No tenía más de ocho o nueve años, cuando mi papá me regaló una Guía Peuser. Era un librito de tapa multicolor y páginas interiores de gramaje muy fino en blanco y negro. Traía la lista de las calles y, a modo complementario, un mapa desplegable de la Capital Federal.  El obsequio era la respuesta a un pedido que yo mismo le había hecho, motivado por la sed de conocer más y más sobre el trazado callejero de nuestra ciudad.

Tan pronto como tuve entre mis manos el regalo, mi papá me enseñó a usarlo. Abrimos el mapa –que estaba doblado en varias parte- sobre mi cama y supe así que para ubicar  cualquier calle en él, antes era necesario buscarlo en el librito, donde se las había ordenado por orden alfabético. Al localizarla, seguía la sencilla tarea de memorizar una letra y un número, que podía ser: A1, B4, C5, D7, etc, etc … Al igual que el juego de la batalla naval, el mapa estaba dividido en cuadrados identificados con números y letras. Para facilitar su explicación, mi papá ejemplificó con Achupallas, una de las primeras calles de la guía. Observamos el código en la página de la Peuser,  enseguida fijamos la mirada en el mapa y, efectivamente, allí estaba, la pequeñísima inscripción “Achupallas”, junto a la línea blanca que simbolizaba la arteria, perdida entre cuadraditos y rectángulos naranjas, la expresión simbólica  de las miles y miles de cuadras porteñas.

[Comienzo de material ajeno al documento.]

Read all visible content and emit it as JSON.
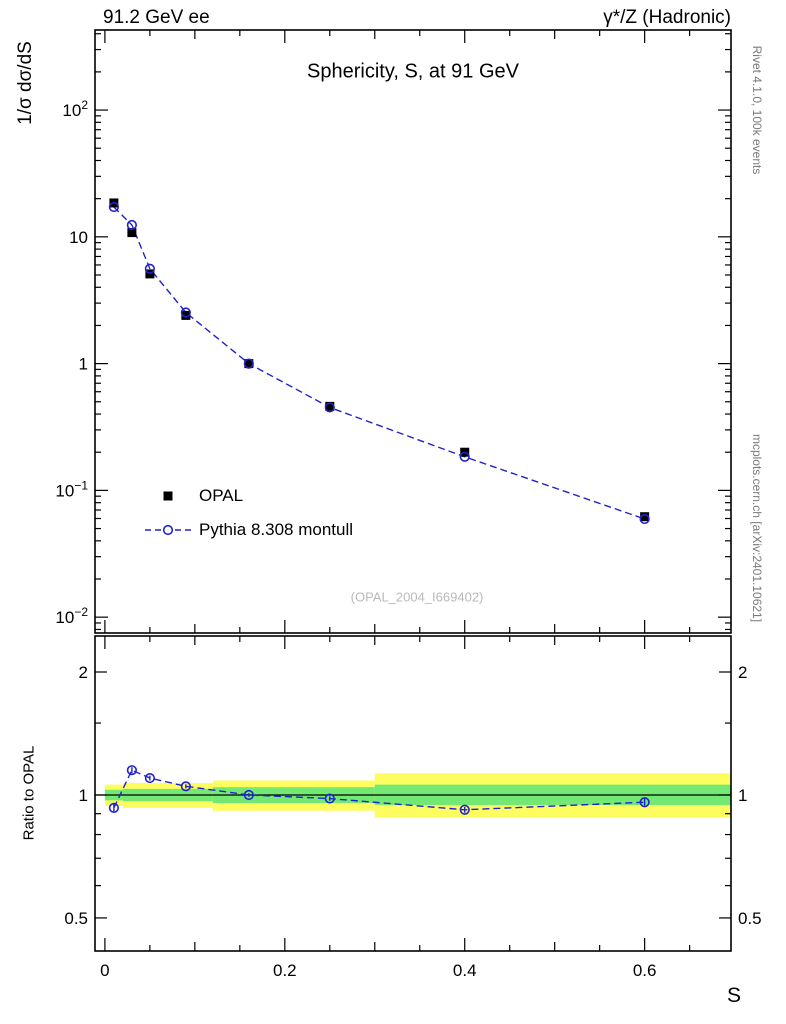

Deslumbrado por la adquisición, comenzó un camino que llega hasta nuestros días. Uno de mis primeros “trabajos”, lo hice a los pocos días de tener la guía entre mis manos. En la casa de Linneo al 1900, apoyé algunas hojas rayadas sobre la mesa del comedor, una lapicera (también estaba la guía, por supuesto), y me propuse armar una lista de avenidas en las cuales terminaban otras avenidas. Es que aquella Peuser, además de la altura, detallaba adónde empezaba y terminaba cada calle. No recuerdo si llegué o a finalizar la ciclópea tarea –más bien, creo que no-, pero lo que sí era seguro, es que a tan temprana edad ya me movilizaban esas pequeñas cosas, tan simples, tan inútiles a lo mejor, pero en lo personal, tan apasionantes.

Los años pasaron. Con el tiempo, tuve la posibilidad (la tengo) de recorrer la geografía porteña yo mismo. De visitar “in situ” lugares que permanecían escondidos tras el misterio de un plano dibujado. Sin embargo, hoy me siento adelante de una computadora y al abrir el mapa de Buenos Aires experimento la misma sensación de aquel niño de ocho o nueve años que ansiosamente curioseaba dentro de la Peuser. Lo digital habrá reemplazado al papel, pero la pasión, sigue siendo la misma.